Bookshelf speakers from Thonet & Vander blend the benefits of HiFi with the convenience of streaming
I’ve been testing out two sets of bookshelf speakers from German manufacturer Thonet & Vander.
Both models are what is known as active speakers.
These type of speaker systems are growing in popularity.
They give you the benefits of a traditional HiFi set-up mixed with the convenience of streaming.
They include a built-in amplifier that powers their stereo sound.
This means you need less room than for a traditional HiFi — just the space for the two speakers.
Thonet & Vander was set up in Berlin in 1949 by Hannes Josef Einrich, who established his electronics business using experience gained in telecommunications during the World War II.
The firm relaunched in the early 1990s led by a team of German engineers who wanted to manufacture speakers for the mass market.
The speaker cabinets in both models I tested are made from HDAA wood, which has rigid and dense properties.
This is better than conventional MDF as you get no vibration and a more accurate and efficient performance.
Kurbis BT Studio
The first model I received to test have been a big seller for a number of years: the Kurbis BT Studio Monitors.
With an integrated digital amplifier and a Bluetooth receiver, the Kurbis BT deliver the best of both worlds.
When it comes to active wireless speakers, there are two types.
With the Wi-Fi type, each speaker in a stereo pair comes with a power lead and the speakers are not connected so they both receive their signal independently.
The Kurbis BT are the second type: they are tethered together in master and slave style with a speaker cable connecting the slave speaker to the master speaker.
Ignore the claim of 340W peak power on the box. It’s factually correct but irrelevant because it only refers to brief bursts of the audio signal.
The amplification is rated at 68W, and this naturally works out at 34W per speaker. They pack a punch, that’s for sure.
Under each speaker’s smart black fabric grille is a 5.25in woofer made from aramid fibre which the firm says boosts the bass.
Above the woofer is a 1-in silk-dome tweeter surrounded by a suspension ring made from highly elastic rubber.
This decouples the driver from any vibrations coming out of the woofer beneath it.
On the rear are RCA Phono inputs and a regular TRS 3.5mm stereo analogue input.
There are three physical knobs to control volume, treble, and bass but there is no remote.
Audio quality is far superior to a single box Bluetooth speaker and on the whole I’d be pleased with the results from the Kurbis.
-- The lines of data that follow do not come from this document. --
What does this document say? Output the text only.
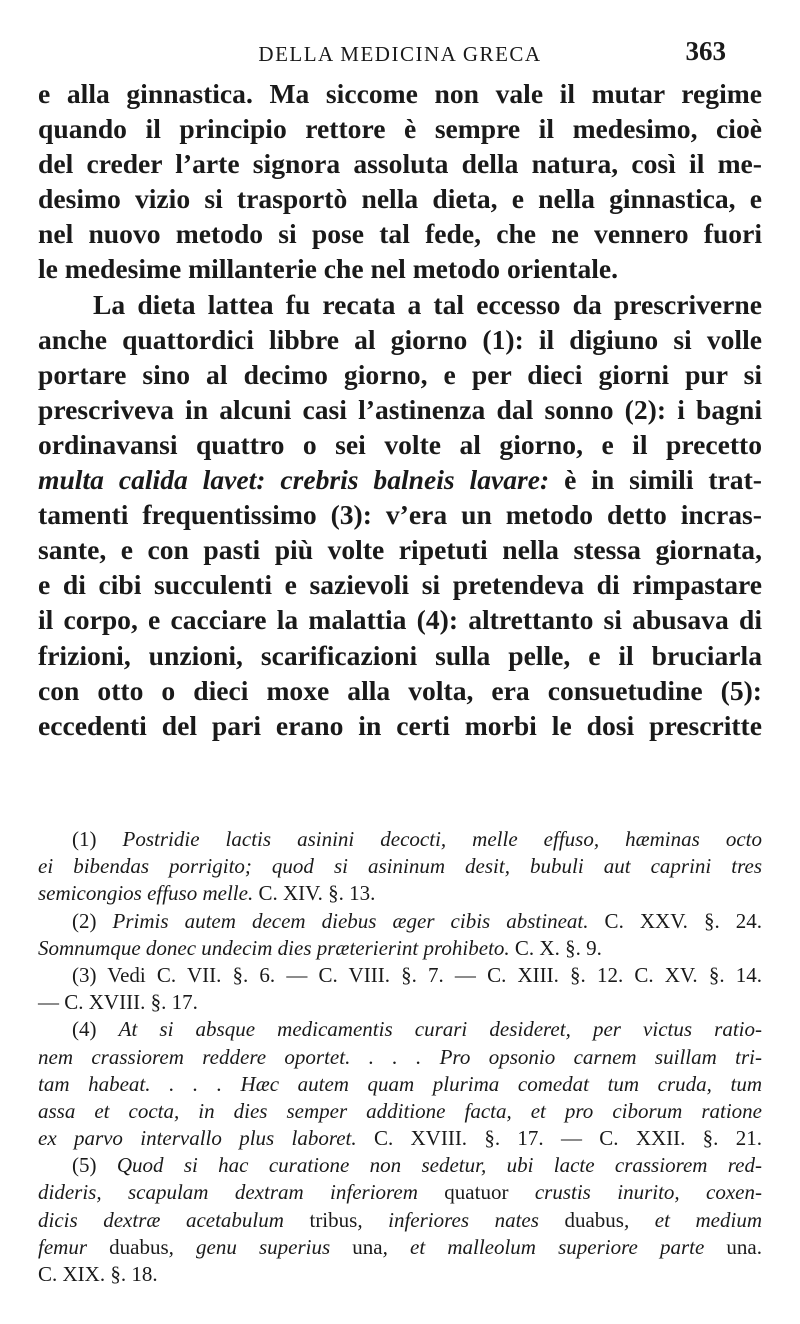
DELLA MEDICINA GRECA	363
e alla ginnastica. Ma siccome non vale il mutar regime
quando il principio rettore è sempre il medesimo, cioè
del creder l’arte signora assoluta della natura, così il me-
desimo vizio si trasportò nella dieta, e nella ginnastica, e
nel nuovo metodo si pose tal fede, che ne vennero fuori
le medesime millanterie che nel metodo orientale.
La dieta lattea fu recata a tal eccesso da prescriverne
anche quattordici libbre al giorno (1): il digiuno si volle
portare sino al decimo giorno, e per dieci giorni pur si
prescriveva in alcuni casi l’astinenza dal sonno (2): i bagni
ordinavansi quattro o sei volte al giorno, e il precetto
multa calida lavet: crebris balneis lavare: è in simili trat-
tamenti frequentissimo (3): v’era un metodo detto incras-
sante, e con pasti più volte ripetuti nella stessa giornata,
e di cibi succulenti e sazievoli si pretendeva di rimpastare
il corpo, e cacciare la malattia (4): altrettanto si abusava di
frizioni, unzioni, scarificazioni sulla pelle, e il bruciarla
con otto o dieci moxe alla volta, era consuetudine (5):
eccedenti del pari erano in certi morbi le dosi prescritte
(1) Postridie lactis asinini decocti, melle effuso, hæminas octo
ei bibendas porrigito; quod si asininum desit, bubuli aut caprini tres
semicongios effuso melle. C. XIV. §. 13.
(2) Primis autem decem diebus æger cibis abstineat. C. XXV. §. 24.
Somnumque donec undecim dies præterierint prohibeto. C. X. §. 9.
(3) Vedi C. VII. §. 6. — C. VIII. §. 7. — C. XIII. §. 12. C. XV. §. 14.
— C. XVIII. §. 17.
(4) At si absque medicamentis curari desideret, per victus ratio-
nem crassiorem reddere oportet. . . . Pro opsonio carnem suillam tri-
tam habeat. . . . Hæc autem quam plurima comedat tum cruda, tum
assa et cocta, in dies semper additione facta, et pro ciborum ratione
ex parvo intervallo plus laboret. C. XVIII. §. 17. — C. XXII. §. 21.
(5) Quod si hac curatione non sedetur, ubi lacte crassiorem red-
dideris, scapulam dextram inferiorem quatuor crustis inurito, coxen-
dicis dextræ acetabulum tribus, inferiores nates duabus, et medium
femur duabus, genu superius una, et malleolum superiore parte una.
C. XIX. §. 18.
The speakers are equipped with Bluetooth 4.0 connectivity, which means you can stream music directly from smartphones, tablets and computers.
They support voice control via Alexa or Google Home.
Many of the same features are on the newer Kugel speakers.
However, these bookshelf monitors have four audio inputs; the extra option is optical which is a welcome addition.
They also use the aptX codec for more stable Bluetooth connectivity.
Under the hood they use a larger 6.5in woofer and they are more than twice as powerful.
They deliver 140 watts of power – that naturally means you get 70 watts of room-filling audio through each unit.
Audio sounds fantastic and the Kugel live up to their claim of being studio quality.
Bass is monstrous and the definition and clarity listening to all types of music is exceptional.
Kugel also come with a remote control unit so you can ignore the physical buttons on the master speaker.
These are controls for input, Bluetooth pairing, bass, treble and volume and all are replicated on the remote.
In conclusion, if you buy either set of speakers you will be happy with your purchase but I would personally recommend investing the extra cash in the Kugel.
Thonet & Vander Kugel cost £329.99 and Thonet & Vander Kurbis BT cost £179.99.